Des partisans du PCT lors de la campagne législative, le 29 juin. © AFP

Le premier parti d’opposition congolais a appelé ses électeurs, jeudi 26 juillet, à "s’opposer à la tenue du scrutin du 5 août au cas où il se déroulerait dans les mêmes conditions scandaleuses et méprisables que celles constatées au premier tour" du 15 juillet.

Le parti de l’Union panafricaine pour la démocratie sociale (UPADS) déclare tenir « naturellement le président Denis Sassou Nguesso et son gouvernement responsables du recul de la démocratie ainsi que de l’abaissement de la crédibilité de l’homme politique » au Congo Brazzaville.

Avant même la tenue du premier tour des législatives, le parti congolais du travail (PCT), parti présidentiel, avait été accusé de faire campagne avec les moyens de l’Etat.
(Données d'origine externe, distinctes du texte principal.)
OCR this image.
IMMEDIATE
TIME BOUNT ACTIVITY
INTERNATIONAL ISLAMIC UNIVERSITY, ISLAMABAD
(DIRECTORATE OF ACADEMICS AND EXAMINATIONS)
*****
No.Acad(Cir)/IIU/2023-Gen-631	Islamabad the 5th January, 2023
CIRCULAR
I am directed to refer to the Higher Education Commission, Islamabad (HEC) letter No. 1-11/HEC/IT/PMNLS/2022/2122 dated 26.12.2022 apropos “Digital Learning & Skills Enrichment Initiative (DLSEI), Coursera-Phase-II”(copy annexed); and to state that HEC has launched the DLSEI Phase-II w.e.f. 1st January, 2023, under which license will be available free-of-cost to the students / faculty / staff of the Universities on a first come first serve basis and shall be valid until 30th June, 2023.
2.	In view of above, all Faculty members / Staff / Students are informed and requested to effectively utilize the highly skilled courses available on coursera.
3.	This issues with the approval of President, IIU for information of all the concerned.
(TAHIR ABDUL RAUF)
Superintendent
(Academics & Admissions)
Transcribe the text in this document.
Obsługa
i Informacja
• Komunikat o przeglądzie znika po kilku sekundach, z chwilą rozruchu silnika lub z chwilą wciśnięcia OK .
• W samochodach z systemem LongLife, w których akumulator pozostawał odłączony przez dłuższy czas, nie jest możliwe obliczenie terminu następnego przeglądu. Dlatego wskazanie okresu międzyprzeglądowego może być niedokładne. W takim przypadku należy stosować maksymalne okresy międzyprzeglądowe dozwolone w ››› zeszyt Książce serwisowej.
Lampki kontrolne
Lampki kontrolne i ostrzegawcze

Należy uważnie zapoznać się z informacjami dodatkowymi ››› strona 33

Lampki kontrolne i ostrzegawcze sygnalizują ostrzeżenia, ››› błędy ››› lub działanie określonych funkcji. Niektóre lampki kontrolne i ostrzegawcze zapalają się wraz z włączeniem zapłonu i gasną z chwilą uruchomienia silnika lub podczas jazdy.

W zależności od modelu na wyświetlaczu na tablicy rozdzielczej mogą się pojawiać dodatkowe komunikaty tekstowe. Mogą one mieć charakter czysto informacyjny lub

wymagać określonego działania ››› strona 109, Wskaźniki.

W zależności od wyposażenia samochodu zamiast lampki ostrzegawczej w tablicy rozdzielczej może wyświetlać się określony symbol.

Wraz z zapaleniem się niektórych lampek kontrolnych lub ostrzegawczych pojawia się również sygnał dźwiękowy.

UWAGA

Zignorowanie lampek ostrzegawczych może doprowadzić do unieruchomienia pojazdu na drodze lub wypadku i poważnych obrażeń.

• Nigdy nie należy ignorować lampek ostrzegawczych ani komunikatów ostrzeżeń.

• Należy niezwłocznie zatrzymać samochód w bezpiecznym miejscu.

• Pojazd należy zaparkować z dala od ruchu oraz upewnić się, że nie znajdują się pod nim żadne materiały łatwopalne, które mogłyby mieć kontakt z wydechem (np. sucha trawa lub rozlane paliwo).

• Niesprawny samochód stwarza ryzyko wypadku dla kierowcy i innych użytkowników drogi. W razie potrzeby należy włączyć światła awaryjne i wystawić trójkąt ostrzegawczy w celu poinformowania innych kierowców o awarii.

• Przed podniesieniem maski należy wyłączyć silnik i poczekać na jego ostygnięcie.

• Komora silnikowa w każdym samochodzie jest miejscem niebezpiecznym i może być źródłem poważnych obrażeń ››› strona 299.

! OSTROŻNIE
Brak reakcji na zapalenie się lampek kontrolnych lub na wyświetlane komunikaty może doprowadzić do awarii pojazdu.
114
L’UPADS constate la « distribution éhontées de sommes d’argent aux électeurs », l’existence de « fausses listes électorales et biens d’autres imperfections ».

Très faible participation

L’UPADS, principale formation d’opposition et parti de l’ancien président Pascal Lissouba, dispose de 11 élus dans l’Assemblée sortante, alors que le PCT en compte 137. A l’issue de ce premier tour, l’UPADS n’a obtenu qu’un seul siège à l’Assemblée, avec 16 candidats en ballotage, le PCT 57 sièges auxquels s’ajoutent 10 sièges pour ses alliés et une quarantaine de candidats en ballotage.

Les observateurs internationaux, quant à eux, relèvent de plus important « points faibles » que « points forts » dans l’organisation et le déroulement de ces élections, dont l’Observatoire congolais des droits de l’homme (OCDH) estime le taux de participation à 15%.